Differential gene expression defines individual neuron types and determines how each contributes to circuit physiology and responds to injury and disease. The C.elegans Neuronal Gene Expression Map & Network (CeNGEN) will establish a comprehensive gene expression atlas of an entire nervous system at single-neuron resolution.

Hammarlund, M. et al. (2019) International Worm Meeting "The C. elegans Neuronal Gene Expression map and Network (CeNGEN)."

Hammarlund, M., Sestan, Nenad, Miller, D., Hobert, O.

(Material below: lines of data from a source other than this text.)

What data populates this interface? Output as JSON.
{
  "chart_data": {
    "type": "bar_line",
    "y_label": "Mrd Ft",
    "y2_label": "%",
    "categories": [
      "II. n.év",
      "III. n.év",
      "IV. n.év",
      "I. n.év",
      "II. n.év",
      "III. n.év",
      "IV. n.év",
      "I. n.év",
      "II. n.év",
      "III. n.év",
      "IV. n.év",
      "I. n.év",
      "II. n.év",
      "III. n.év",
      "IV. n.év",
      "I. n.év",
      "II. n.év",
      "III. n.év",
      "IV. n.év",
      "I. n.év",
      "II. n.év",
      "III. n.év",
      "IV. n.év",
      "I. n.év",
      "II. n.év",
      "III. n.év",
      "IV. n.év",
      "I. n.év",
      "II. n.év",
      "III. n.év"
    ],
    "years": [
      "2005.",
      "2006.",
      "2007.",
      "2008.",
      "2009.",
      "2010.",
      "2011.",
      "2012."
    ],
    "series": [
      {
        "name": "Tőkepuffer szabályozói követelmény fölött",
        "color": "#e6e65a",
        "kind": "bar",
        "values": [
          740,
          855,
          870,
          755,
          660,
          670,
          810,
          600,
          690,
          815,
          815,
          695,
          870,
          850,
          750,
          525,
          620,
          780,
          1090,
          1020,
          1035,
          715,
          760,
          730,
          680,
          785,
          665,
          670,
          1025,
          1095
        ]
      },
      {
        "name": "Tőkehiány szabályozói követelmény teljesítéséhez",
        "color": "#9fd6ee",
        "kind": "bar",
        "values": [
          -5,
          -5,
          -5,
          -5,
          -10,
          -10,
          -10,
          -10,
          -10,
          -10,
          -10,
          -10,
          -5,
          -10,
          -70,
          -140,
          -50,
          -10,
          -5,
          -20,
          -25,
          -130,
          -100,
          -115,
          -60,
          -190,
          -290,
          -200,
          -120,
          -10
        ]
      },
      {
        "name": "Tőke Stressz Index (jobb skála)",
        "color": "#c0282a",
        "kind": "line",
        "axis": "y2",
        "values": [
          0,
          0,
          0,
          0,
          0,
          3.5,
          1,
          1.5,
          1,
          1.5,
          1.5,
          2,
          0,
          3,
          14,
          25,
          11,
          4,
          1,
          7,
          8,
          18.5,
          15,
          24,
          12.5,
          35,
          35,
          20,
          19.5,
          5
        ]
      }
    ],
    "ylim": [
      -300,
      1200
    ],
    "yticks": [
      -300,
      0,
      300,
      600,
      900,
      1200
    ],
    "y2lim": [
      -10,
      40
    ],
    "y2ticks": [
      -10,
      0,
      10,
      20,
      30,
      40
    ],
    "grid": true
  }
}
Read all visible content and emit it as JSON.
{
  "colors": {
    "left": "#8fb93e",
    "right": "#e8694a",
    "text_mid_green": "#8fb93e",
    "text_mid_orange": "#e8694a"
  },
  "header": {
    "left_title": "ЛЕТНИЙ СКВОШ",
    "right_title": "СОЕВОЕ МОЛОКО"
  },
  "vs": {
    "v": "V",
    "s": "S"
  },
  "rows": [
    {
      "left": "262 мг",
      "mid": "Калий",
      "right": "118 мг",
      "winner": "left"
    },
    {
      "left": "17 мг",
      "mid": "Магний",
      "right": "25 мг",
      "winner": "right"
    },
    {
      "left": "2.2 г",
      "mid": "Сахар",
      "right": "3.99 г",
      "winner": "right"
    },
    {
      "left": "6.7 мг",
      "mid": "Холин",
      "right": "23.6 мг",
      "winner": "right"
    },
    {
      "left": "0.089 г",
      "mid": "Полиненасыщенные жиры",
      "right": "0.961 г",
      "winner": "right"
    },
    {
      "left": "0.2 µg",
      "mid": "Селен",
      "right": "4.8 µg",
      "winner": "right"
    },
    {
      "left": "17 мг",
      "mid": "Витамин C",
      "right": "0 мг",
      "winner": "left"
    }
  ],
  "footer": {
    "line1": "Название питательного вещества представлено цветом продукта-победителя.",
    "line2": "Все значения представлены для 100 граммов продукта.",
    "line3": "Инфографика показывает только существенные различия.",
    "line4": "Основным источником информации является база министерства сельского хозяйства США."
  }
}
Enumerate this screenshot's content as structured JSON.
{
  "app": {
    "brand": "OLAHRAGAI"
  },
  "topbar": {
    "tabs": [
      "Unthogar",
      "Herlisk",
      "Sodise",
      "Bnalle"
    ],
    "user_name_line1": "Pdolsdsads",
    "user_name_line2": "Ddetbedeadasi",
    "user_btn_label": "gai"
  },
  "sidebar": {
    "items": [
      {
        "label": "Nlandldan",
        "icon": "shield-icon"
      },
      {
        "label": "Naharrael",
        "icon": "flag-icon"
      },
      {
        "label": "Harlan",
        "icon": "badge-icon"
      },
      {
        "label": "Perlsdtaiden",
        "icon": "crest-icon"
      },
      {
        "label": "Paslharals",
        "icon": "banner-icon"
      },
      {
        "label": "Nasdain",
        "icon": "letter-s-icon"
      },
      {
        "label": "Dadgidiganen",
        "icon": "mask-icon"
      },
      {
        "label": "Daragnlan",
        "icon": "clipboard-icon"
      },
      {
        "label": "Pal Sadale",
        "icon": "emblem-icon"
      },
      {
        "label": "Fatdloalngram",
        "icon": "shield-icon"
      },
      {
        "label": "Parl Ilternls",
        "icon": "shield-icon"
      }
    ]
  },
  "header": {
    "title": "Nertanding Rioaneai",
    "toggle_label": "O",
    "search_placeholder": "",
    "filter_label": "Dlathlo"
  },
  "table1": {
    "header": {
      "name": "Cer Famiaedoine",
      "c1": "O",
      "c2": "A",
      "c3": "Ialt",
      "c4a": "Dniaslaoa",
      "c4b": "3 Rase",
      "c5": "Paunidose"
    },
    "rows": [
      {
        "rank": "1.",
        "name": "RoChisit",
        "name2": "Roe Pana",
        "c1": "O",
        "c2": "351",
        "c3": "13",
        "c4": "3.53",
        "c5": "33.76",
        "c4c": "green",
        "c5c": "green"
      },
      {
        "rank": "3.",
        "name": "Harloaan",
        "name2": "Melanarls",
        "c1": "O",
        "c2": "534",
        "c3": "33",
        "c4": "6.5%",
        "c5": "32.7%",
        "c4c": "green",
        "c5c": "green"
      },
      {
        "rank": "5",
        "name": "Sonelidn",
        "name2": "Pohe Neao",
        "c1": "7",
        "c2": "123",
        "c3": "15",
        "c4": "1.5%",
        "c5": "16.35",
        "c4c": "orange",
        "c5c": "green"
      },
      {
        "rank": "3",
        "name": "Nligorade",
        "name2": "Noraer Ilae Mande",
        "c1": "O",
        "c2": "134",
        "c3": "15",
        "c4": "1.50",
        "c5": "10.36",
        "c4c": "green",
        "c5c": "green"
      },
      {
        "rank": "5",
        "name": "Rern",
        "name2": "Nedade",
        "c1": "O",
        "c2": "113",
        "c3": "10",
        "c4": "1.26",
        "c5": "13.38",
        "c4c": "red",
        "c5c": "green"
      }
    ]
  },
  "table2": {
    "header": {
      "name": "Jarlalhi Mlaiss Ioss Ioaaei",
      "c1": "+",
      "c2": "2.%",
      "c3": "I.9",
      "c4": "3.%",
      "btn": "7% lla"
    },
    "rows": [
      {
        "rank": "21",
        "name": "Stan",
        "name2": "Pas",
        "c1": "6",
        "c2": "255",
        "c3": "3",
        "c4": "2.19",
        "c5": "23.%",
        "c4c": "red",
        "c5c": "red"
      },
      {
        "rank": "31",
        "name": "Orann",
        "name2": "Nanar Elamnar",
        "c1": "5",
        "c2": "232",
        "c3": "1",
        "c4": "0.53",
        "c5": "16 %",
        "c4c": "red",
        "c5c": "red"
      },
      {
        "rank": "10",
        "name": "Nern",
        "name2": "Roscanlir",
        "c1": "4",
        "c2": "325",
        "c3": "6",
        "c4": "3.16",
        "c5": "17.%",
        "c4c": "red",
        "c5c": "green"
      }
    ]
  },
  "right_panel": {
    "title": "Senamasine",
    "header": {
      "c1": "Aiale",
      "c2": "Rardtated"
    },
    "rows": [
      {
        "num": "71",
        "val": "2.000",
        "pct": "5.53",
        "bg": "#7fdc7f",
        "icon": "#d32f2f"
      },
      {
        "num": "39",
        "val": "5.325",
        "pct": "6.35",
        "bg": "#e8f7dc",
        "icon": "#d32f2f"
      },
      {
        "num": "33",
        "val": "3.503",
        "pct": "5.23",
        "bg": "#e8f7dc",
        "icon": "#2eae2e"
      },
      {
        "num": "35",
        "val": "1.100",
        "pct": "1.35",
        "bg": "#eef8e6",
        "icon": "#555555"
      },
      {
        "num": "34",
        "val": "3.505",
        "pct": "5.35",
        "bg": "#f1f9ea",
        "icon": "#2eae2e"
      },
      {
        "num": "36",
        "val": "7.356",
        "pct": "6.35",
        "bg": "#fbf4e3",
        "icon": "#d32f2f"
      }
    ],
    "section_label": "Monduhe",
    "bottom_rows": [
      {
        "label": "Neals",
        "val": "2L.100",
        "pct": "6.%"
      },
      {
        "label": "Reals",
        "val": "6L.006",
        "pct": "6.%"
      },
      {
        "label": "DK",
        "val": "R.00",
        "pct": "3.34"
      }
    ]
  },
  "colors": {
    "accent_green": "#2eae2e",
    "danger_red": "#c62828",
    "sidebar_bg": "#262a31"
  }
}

[International Worm Meeting, 2019]

The fundamental architecture of nervous systems is defined by genetic programming, a feature that is especially apparent in the known wiring diagram and developmental lineage of all neurons in C. elegans. As a first step toward linking cell-specific gene expression with neuronal development and function, the CeNGEN project will profile each of the 118 types of C. elegans neurons1. This goal will be accomplished in two parallel tracks: (1) We are using single-cell RNA-Seq to fingerprint each neuron class and to identify potential neuron subtypes that have previously escaped classification: (2) We are using FACS to isolate each neuron type for whole transcriptome analysis to reveal alternatively spliced transcripts, miRNAs and noncoding RNAs. Initial experiments will focus on L4 larvae. Additional approaches will profile earlier developmental stages and sex-specific gene expression for selected groups of neuron types. As it is validated, data will be deposited at GEO and WormBase for use by the C. elegans community. A complete gene expression map of the entire C. elegans nervous system will provide an unprecedented opportunity to link genetic programs with nervous system structure and function. 1. Hammarlund, M., Hobert, O., 3rd, D. M. M. & Sestan, N. The CeNGEN Project: The Complete Gene Expression Map of an Entire Nervous System. Neuron 99, 430-433 (2018).